My Google alert popped up two articles this morning.
The first, from the Salt Lake Tribune. The notice against copying their article is pretty prominent, so I'll be safe and make you follow the link to read the article. Full link with some neat pictures here.
Weed problem? Hire some goats
By alicia greenleigh
The Salt Lake Tribune
Updated Jul 27, 2010 04:08PM
Goats may be the garbage-disposals of the animal world, but a new landscaping trend has them putting their stomachs to work.
The second is from a Seattle Post Intelligencer blog, here. I spent a week with Tammy Dunakin in 2008. She's the owner of this herd and the business Rent-A-Ruminant covered in the article below.
Add this to the tourism guidebooks: Seattle's goats
You know you're vacationing in Seattle (or the Swiss Alps) when...
Upon leaving your hotel, you see goats grazing underneath a viaduct.
At first, Becka and Kirstyn Lazur thought the animals were horses. The sisters, in Seattle on vacation, spotted the goats as they walked away from their hotel late Tuesday morning.
A closer look showed the animals were too small to be horses. On second thought, they were probably too hungry as well.
"We thought it was a museum -- some kind of goat exhibit," said Becka Lazur, who is from Connecticut. Her sister is from Los Angeles.
Not so. The animals seen scouring the Pine Street Hill Climb this week might best be described as working goats -- a new social class of Capra aegagrus hircus that's showing its face around Seattle more often lately.
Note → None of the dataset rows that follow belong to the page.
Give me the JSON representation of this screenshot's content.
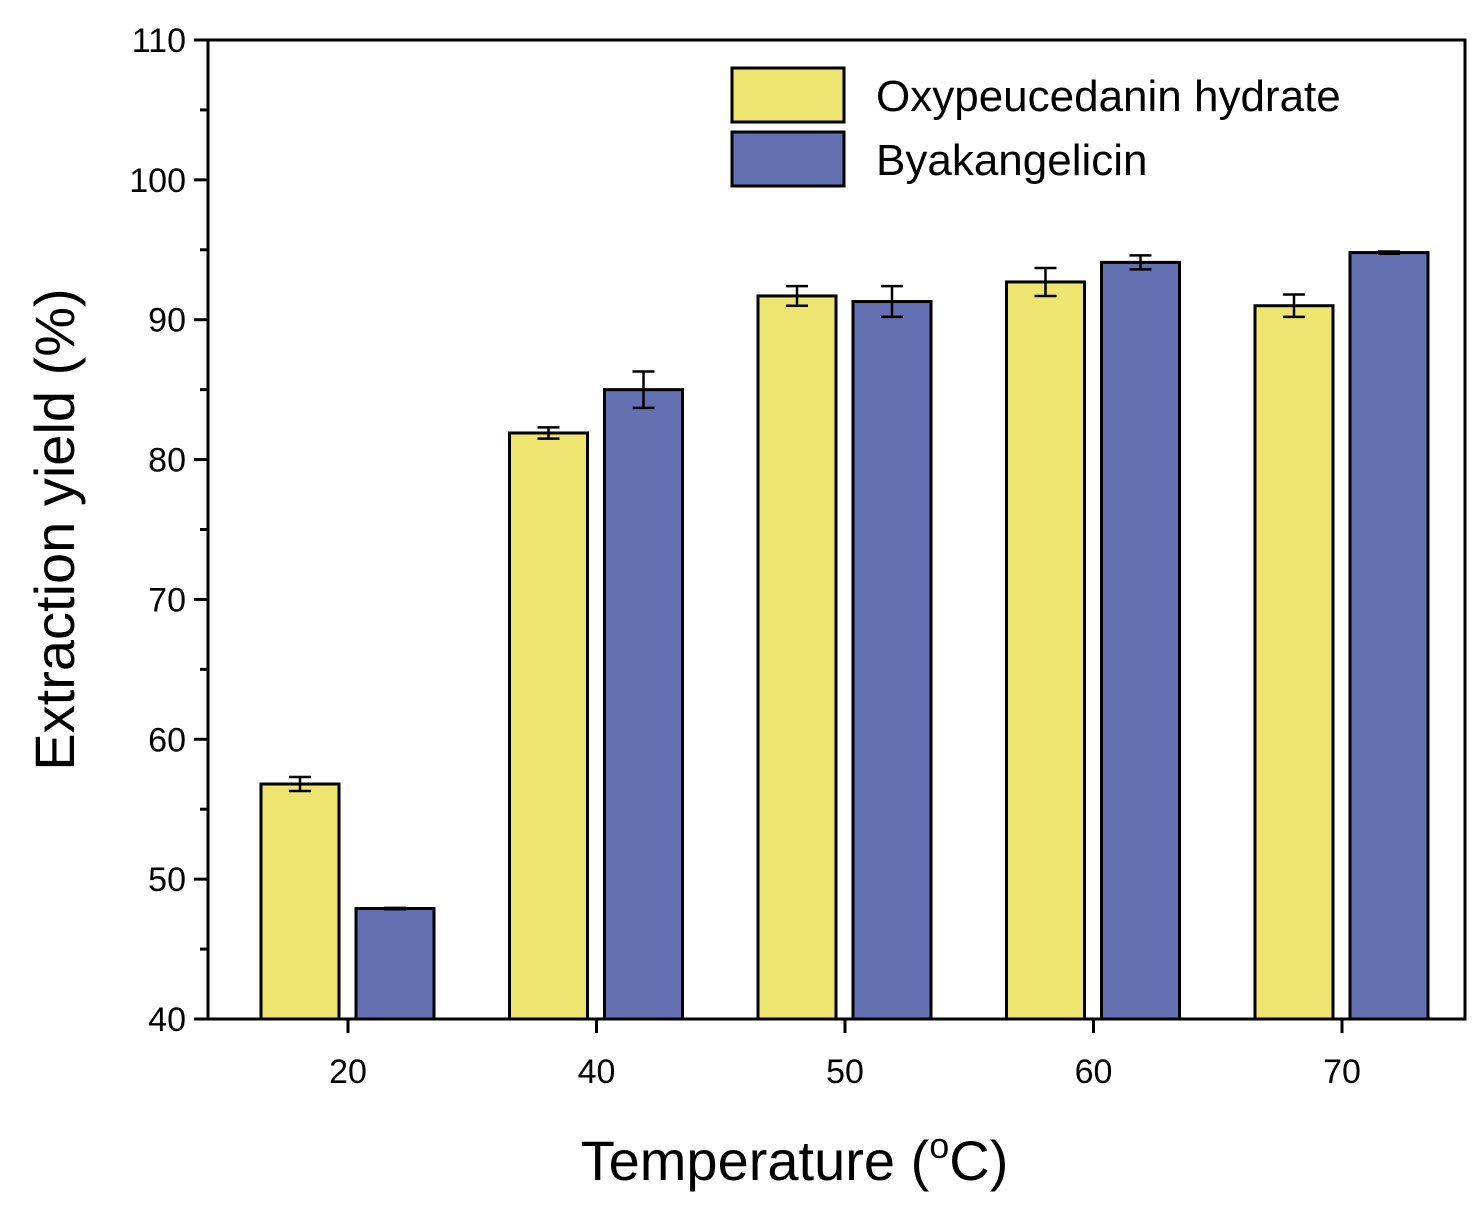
{
  "chart_data": {
    "type": "bar",
    "title": "",
    "xlabel": "Temperature (",
    "xlabel_sup": "o",
    "xlabel_suffix": "C)",
    "ylabel": "Extraction yield (%)",
    "categories": [
      "20",
      "40",
      "50",
      "60",
      "70"
    ],
    "ylim": [
      40,
      110
    ],
    "yticks": [
      40,
      50,
      60,
      70,
      80,
      90,
      100,
      110
    ],
    "grid": false,
    "legend_position": "top-right",
    "series": [
      {
        "name": "Oxypeucedanin hydrate",
        "color": "#EDE56F",
        "values": [
          56.8,
          81.9,
          91.7,
          92.7,
          91.0
        ],
        "errors": [
          0.5,
          0.4,
          0.7,
          1.0,
          0.8
        ]
      },
      {
        "name": "Byakangelicin",
        "color": "#6370B1",
        "values": [
          47.9,
          85.0,
          91.3,
          94.1,
          94.8
        ],
        "errors": [
          0.05,
          1.3,
          1.1,
          0.5,
          0.08
        ]
      }
    ]
  }
}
Just think of them as hairy little eating machines.
The goats spotted by the Lazur sisters Tuesday belong to Rent-A-Ruminant, a Vashon Island-based company that rents goats out to property owners and government agencies who need to clear vegetation.
The goats will be clearing the hillside through Friday.
In this case, Rent-A-Ruminant was hired by the Seattle Department of Transportation. The Pine Street Hill Climb was too steep to be cleared with equipment. And prolific drug use under that area of the Alaskan Way Viaduct means the area is riddled with needles and other paraphernalia dangerous to humans.
But not to goats.
"Goats don't catch people diseases," said Rent-A-Ruminant owner Tammy Dunakin. "I've never had a goat come down with an injury. It's amazing what they can be around and not get injured."
Dunakin said business has been good for her company this year. The goats-for-hire industry is still catching on locally, and it hasn't penetrated many markets in other parts of the country yet.
Besides being an environmentally friendly alternative to traditional methods of clearing landscape, Dunakin said her herd of 60 goats adds something special to the neighborhoods in which they work.
"People just love it," she said. "They stop and take pictures, and they ask questions. It just makes people really stop and chill out -- and it makes them happy."
Chloe and Josie Margarones (ages 9 and 7 respectively) stopped to watch the goats Tuesday with their mother and 3-year-old brother. The family drove from their Seattle home to Alaskan Way specifically to watch the goats -- and to learn a little more about the animals.
The sisters were worried at first that the goats might get a stomach ache from eating so much.
"We had a big, long discussion about how goat mouths are different from ours, and how they can do this," said the girls' mother, Leslie Margarones.
Three-year-old Nikolas knew what was up: "They're eating a snack."